Paco goes to buy cigarettes; he and Gabino are both out. A guy has just bought out the little local shop and Paco begs the man to sell him and the man bargains hard. One gets the impression Paco has paid two or three times the price and been forced to buy two packs. Then when he goes inside, the man who has reamed him is Luisa's father (José Rodríguez López). Gabino insists on paying Paco 40 pesos for one pack. But when Paco tells him he's paid more than double, Gabino gets annoyed an demands the 40 pesos back.

Everyone seems disgruntled. They sit down to eat, but dad says the food tastes off and insists they go out, for "pizza," of to "the Oasis." At the Oasis, dad insists that since Paco has said he has a role in the "Narcos" TV series, he perform one of his scenes. Paco protests that so far, he has not had any lines. Dad still insists, so he does a mute scene. Not satisfied, dad presses further, insisting he should just make up lines. Paco winds up doing a whole scene speaking the lines of the lead actor in the series. Barriero really is in "Narcos" as a minor member of the Arellano Félix cartel family, and the lines he performs are actual ones that Pereda has painstakingly transcribed. When Paco has done the scene, dad presses him to do it again.

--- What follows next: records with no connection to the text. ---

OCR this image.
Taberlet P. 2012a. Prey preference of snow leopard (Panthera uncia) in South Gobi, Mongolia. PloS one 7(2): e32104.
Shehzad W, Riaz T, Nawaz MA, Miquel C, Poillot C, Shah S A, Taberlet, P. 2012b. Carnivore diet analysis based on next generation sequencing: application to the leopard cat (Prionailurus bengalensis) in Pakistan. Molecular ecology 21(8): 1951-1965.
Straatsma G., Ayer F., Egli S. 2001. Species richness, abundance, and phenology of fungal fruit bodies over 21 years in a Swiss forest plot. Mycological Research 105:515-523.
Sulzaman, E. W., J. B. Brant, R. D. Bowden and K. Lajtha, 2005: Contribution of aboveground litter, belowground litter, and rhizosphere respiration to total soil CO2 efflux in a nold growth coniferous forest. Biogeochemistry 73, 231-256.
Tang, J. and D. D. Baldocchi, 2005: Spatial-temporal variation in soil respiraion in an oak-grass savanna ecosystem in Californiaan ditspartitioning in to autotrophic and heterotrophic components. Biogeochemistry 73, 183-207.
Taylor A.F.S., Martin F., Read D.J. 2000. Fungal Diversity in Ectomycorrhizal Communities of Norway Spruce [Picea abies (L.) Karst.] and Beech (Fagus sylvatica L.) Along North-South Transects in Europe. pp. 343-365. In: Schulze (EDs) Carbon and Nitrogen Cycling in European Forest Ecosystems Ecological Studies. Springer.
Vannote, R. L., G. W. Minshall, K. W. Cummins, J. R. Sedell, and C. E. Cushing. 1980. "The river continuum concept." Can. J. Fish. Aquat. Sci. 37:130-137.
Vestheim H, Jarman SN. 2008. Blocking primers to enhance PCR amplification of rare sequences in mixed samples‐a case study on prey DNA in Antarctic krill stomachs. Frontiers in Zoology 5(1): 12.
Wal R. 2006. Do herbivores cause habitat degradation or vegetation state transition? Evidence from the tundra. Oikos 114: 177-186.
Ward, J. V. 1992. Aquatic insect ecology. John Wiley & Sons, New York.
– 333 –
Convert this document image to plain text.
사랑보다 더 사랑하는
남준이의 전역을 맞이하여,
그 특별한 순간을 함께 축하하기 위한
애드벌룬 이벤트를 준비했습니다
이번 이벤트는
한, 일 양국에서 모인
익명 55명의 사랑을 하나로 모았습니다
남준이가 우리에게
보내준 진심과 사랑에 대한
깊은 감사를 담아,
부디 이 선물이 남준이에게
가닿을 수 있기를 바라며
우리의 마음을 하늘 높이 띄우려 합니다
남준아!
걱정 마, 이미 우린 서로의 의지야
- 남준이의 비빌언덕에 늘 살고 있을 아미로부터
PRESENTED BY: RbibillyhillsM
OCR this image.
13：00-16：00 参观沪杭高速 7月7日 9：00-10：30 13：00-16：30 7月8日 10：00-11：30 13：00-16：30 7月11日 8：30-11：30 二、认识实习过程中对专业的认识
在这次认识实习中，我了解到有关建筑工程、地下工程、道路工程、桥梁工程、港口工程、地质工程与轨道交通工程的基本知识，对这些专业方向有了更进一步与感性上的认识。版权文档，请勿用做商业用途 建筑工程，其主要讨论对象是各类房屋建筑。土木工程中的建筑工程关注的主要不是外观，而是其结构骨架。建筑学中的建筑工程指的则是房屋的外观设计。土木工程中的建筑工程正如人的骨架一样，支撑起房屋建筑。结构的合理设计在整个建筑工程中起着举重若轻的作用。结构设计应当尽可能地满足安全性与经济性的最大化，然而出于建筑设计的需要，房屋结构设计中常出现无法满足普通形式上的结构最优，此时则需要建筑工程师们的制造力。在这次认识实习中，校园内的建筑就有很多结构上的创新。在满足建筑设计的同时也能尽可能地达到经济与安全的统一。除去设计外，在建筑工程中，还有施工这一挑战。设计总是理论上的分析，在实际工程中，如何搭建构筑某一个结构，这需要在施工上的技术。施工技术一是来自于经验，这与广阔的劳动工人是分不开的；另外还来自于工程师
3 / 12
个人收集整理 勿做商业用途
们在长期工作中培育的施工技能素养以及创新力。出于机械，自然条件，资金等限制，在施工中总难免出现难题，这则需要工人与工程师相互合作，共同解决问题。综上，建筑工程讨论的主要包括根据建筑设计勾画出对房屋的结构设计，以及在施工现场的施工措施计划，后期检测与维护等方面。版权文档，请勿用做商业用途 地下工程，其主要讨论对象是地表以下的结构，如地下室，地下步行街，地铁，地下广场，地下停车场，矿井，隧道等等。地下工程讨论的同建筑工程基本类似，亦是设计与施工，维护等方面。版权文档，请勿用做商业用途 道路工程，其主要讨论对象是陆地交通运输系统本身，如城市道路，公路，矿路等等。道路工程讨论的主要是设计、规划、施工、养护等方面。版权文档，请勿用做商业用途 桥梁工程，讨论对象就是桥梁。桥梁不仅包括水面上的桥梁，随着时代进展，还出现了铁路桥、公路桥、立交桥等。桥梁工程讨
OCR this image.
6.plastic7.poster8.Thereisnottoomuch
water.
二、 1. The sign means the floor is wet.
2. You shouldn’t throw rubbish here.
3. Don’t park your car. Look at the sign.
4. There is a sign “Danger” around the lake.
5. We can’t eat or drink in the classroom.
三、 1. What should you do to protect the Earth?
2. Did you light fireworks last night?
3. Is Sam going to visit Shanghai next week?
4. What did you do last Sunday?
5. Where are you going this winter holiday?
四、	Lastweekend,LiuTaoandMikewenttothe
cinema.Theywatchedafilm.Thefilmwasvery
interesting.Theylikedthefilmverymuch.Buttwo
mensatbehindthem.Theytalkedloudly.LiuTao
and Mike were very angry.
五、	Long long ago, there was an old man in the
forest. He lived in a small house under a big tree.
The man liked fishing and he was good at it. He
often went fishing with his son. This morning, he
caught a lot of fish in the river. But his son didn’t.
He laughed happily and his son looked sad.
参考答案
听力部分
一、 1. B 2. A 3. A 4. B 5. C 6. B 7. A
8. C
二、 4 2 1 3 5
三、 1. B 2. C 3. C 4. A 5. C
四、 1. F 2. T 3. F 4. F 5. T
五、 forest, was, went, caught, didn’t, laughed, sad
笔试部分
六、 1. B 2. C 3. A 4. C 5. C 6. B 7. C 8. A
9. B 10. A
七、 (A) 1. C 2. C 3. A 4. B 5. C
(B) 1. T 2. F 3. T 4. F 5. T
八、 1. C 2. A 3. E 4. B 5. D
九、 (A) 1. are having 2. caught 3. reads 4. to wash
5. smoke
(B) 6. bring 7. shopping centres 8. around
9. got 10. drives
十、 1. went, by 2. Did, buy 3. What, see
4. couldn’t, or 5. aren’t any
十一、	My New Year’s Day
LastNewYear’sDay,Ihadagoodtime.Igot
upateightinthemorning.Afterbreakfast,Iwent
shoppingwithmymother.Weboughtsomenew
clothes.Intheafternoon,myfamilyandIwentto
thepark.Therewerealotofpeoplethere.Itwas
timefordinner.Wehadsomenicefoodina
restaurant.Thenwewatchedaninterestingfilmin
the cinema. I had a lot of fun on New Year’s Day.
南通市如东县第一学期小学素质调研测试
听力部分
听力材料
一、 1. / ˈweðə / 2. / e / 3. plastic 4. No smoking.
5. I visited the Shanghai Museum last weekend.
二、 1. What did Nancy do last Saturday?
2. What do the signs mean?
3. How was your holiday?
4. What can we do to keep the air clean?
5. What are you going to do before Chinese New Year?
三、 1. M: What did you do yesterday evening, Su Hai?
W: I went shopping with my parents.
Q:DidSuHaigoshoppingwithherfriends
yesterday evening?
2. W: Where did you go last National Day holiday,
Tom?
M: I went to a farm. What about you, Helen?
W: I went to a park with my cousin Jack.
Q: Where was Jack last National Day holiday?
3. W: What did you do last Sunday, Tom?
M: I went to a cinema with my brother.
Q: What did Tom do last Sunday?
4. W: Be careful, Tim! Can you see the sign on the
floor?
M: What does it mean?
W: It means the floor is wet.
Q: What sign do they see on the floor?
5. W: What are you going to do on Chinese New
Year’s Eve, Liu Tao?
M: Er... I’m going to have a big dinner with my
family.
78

At night, Luisa is lying in bed with her mother, but can't sleep because she's nervous over an acting role. She wakes her mother up, and says the lines. Her mother says she's fine, but she would say them differently. She then does say them - and damned if she doesn't say them much better.

The second half is more fanciful, growing largely out of a slim novel that Gabino is reading. Luisa asks him to describe the book, and he proceeds to do so, apparently freely improvising. This becomes "a mystery involving a missing activist, an amateur investigator (Rodríguez), twin sisters named Flora and Fauna (both played by Pardo), a low-level criminal (Barreiro), and an unseen group of narcos with nefarious ties to the local mine." (I'm quoting from a long discussion of this film and interview with Pereda by Jordan Cronk in Cinema Scope, where readers may go if they want more information.)

But here, just as the jokey disagreeableness of the first part undercut the serious references to Mexico's drug cartel problem, jokes about Gabino mistakenly entering Fauna's room when they're staying at the same motel and "stealing" her towel and playful references to the fact that this is all about fantasy and imagination, disguise (because the actors are using wigs, Gabino with a full head of hair covering his shaven head), and the idea of improvisation and performance, undercut the references to gangsters involved in the mining industry and disappearing an investigator.

Many themes crop up in these sequences, but a key one is manipulation, the ability to alter the direction of others but the likelihood of oneself being misdirected.

Nicolás Pereda has made nine feature films, two medium-length films and two short films that have been presented at festivals such as Cannes, Berlin, Venice, Locarno and Toronto, as well as in art galleries such as the Reina Sofía in Madrid, the National Museum of Modern Art in Paris, the Guggenheim and MoMa. His work has been the subject of 36 retrospectives worldwide at venues such as Anthology Film Archive, Pacific Film Archive, Jeonju International Film Festival, TIFF Cinematheque and Cineteca Nacional de México. He has received 30 awards in national and international festivals. In Mexico he has won the award for Best Mexican Film at the festivals of Guadalajara, Morelia, Guanajuato, Ficunam, Monterrey and Los Cabos. In 2010 he was awarded the Orizzonti Prize at the Venice Film Festival.

Fauna, 70 mins., debuted at Toronto Sept. 16 and showed starting Sept. 19, 2020 at the virtual New York Film Festival, as part of which it was screened online for this review. It is also scheduled for the AFI Latin American Film Festival Sept. 27.